Bush4Ever35 wrote:BrotherCharles wrote:I find it interesting, if not charming, to listen/observe white people discuss issues of racism.
#clueless
#entitlement
I tried to hold the fort, but a 5000 word essay from you on the subject would be very helpful.
There is not much I could really add to a conversation that is had with people that I know have little or no contact with African-Americans in their everyday lives. Closest contact that most posters have with African-Americans would be that through an Xbox controller when they play NBA2K.
Furthermore, I strongly feel that not one of the participating posters has a degree of empathy for the person of interest. Racism is a water cooler discussion for them or a teachable "those" people scenarios as they chuckle with family members at the dinner table in their comfy home in the suburbs.
Racism is just a laugh, other people's problem, a collection of internet memes or something that you watch on the news.

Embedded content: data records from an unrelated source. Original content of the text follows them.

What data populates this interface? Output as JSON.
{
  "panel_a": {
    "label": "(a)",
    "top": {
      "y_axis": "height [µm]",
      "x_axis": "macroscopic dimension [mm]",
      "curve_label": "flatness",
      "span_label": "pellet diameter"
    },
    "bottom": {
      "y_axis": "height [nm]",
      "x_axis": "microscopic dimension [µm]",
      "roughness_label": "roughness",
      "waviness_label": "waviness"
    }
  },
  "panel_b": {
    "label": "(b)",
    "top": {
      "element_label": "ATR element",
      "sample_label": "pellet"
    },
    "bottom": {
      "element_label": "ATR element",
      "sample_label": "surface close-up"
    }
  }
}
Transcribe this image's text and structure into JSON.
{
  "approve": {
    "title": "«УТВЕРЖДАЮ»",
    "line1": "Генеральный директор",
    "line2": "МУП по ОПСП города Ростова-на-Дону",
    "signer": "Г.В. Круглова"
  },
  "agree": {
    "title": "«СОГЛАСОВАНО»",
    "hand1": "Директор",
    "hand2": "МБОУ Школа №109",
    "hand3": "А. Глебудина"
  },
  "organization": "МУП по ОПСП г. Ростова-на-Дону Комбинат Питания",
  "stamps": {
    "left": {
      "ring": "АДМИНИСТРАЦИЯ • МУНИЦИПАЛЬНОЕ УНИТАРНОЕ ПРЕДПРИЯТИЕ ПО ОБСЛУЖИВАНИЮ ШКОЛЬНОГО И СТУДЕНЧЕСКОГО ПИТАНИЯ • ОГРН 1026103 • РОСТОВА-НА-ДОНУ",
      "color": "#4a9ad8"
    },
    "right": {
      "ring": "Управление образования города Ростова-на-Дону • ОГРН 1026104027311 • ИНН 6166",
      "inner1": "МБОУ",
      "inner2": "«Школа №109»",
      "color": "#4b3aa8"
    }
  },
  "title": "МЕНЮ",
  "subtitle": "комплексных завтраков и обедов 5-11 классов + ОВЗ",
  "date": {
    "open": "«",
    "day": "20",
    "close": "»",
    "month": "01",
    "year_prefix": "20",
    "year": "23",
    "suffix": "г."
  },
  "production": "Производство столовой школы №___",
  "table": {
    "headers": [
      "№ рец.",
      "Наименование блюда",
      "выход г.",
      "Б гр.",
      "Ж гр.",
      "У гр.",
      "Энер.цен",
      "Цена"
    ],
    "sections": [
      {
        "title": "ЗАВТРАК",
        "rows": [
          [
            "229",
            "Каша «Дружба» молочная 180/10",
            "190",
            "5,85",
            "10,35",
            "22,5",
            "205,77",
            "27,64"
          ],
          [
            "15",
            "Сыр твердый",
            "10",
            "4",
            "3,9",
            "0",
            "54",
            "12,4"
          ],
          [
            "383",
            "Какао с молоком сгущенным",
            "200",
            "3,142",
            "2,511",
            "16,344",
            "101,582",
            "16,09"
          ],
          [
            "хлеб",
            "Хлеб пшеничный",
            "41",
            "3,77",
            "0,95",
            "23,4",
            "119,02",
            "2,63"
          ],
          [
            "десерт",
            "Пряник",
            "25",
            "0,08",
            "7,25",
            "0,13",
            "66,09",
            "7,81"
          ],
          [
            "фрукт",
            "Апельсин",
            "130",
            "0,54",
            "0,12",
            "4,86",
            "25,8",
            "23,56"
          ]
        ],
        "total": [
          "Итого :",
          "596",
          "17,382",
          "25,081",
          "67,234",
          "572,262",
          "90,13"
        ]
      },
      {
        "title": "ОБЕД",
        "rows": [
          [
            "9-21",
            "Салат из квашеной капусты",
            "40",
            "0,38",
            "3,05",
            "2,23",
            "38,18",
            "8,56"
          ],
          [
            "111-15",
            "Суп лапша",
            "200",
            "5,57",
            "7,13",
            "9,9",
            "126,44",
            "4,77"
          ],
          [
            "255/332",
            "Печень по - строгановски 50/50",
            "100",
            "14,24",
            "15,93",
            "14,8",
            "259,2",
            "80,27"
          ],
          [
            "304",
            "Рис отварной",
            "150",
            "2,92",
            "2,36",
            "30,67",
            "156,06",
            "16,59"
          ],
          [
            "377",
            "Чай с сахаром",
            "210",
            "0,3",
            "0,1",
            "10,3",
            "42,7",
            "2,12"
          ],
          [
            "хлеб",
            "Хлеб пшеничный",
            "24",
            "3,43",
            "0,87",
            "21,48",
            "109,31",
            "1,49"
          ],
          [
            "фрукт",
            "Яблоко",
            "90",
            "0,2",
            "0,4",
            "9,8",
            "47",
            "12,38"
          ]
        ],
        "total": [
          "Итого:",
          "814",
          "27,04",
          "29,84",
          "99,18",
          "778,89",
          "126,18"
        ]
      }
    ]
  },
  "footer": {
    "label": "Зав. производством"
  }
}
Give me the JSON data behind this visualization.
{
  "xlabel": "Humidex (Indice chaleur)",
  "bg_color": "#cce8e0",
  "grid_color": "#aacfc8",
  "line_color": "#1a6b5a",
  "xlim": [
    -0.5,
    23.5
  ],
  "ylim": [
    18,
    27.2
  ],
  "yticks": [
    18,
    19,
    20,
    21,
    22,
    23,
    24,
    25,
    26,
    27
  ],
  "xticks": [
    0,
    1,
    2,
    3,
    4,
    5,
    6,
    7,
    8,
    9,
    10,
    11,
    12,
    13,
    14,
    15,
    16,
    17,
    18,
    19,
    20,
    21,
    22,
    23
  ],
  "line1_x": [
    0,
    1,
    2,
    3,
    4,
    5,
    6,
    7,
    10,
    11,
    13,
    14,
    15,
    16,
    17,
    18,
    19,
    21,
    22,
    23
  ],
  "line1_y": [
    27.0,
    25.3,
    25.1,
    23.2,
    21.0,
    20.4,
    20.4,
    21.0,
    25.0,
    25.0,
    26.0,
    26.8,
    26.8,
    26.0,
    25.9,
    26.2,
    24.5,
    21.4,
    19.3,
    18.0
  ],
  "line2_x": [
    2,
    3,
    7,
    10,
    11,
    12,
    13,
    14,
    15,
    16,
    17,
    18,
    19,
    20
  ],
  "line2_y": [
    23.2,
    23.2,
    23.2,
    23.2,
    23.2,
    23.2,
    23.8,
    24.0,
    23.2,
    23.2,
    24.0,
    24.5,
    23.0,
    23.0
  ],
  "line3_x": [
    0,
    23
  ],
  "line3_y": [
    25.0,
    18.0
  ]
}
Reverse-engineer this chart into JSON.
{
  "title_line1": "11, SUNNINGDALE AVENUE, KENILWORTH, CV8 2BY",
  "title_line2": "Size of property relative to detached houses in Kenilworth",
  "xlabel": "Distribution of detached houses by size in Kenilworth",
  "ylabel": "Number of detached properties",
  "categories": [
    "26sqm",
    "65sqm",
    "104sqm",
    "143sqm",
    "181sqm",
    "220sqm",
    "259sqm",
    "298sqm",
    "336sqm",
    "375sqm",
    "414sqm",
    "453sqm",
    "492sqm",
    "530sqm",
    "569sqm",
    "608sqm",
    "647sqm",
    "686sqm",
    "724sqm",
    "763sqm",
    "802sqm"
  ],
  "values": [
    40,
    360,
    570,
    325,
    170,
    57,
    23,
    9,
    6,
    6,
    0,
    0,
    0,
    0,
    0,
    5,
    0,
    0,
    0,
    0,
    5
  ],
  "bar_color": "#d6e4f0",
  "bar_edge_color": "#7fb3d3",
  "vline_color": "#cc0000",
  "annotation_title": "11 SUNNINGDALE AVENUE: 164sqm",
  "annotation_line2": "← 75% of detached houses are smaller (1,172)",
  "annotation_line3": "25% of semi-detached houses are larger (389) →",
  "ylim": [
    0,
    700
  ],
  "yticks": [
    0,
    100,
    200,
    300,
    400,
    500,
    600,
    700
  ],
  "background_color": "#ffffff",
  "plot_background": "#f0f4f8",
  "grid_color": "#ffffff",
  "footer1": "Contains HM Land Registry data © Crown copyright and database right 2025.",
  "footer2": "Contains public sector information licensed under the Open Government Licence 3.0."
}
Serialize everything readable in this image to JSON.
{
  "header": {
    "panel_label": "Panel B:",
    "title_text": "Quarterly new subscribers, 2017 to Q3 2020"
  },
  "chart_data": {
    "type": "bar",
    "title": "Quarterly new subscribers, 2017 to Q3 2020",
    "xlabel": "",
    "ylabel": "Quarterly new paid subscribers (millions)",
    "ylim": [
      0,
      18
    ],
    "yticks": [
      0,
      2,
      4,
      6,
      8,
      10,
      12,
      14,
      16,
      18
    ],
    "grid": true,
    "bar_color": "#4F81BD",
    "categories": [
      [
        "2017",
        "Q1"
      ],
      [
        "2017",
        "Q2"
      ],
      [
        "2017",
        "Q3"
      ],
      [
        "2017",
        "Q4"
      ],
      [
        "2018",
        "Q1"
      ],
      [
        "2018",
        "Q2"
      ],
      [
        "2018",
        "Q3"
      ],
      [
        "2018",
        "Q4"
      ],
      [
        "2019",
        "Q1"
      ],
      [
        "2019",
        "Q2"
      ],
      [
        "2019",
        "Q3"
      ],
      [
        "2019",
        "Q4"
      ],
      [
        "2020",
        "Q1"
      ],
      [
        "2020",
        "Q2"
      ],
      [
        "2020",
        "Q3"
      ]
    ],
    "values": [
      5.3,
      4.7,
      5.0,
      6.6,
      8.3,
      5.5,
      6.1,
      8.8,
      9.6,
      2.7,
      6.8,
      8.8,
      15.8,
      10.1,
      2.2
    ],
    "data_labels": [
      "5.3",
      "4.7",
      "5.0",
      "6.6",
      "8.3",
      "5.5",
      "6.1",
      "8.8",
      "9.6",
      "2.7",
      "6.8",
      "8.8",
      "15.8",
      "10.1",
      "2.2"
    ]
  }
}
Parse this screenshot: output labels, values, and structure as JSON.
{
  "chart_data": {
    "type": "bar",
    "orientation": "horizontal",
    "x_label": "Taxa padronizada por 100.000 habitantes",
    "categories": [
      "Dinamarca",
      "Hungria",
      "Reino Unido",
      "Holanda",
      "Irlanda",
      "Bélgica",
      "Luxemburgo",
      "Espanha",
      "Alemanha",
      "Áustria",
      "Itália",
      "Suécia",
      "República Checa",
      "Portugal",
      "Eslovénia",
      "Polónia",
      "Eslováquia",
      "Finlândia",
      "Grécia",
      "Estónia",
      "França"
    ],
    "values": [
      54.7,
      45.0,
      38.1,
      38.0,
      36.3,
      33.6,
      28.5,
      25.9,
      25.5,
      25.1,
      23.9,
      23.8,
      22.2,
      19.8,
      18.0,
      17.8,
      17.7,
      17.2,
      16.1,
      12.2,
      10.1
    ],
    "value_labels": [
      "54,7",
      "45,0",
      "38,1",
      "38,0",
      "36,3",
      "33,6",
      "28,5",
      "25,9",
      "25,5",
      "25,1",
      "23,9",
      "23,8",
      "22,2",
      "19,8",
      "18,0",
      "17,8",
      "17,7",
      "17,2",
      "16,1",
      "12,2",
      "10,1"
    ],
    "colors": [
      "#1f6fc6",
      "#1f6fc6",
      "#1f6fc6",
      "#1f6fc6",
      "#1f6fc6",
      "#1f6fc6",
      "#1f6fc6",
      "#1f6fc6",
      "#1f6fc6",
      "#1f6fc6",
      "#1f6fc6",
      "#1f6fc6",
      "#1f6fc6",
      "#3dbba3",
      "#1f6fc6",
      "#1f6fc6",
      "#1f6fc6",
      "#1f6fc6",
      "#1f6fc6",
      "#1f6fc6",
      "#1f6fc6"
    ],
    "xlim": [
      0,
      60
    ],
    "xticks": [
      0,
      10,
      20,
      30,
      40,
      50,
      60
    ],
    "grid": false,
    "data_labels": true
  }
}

As they are in perfect form, the usual suspects at Anger General post a lot words while really and truly rarely saying of anything of substance or of great insight. Perhaps if they were punched in the mouth would they feel a degree of empathy or perhaps hatred?
Very few posters can relate nor care to relate to anything about this man (his looks, his demeanour and other psychographic measures) and there is nothing wrong with this fact. He's just a dude like Rodney King, Trayvon Martin and other countless other dangerous black men (dindus) that are largely regarded as nuisances to the white world that most AG posters live.
The OJ trial, the anthem protests and other events in our lives and in the media remind us of the different worlds that we live.
Racism is not for most if not all that post here, but it does make for good conversation and the occasional laugh.
Not quite 5,000 words, but once again, I could not add much to a conversation when it is quite obvious that the expressed informed opinions are derived from an in-depth understanding of racism with great insight as to what is to be an African-American in America.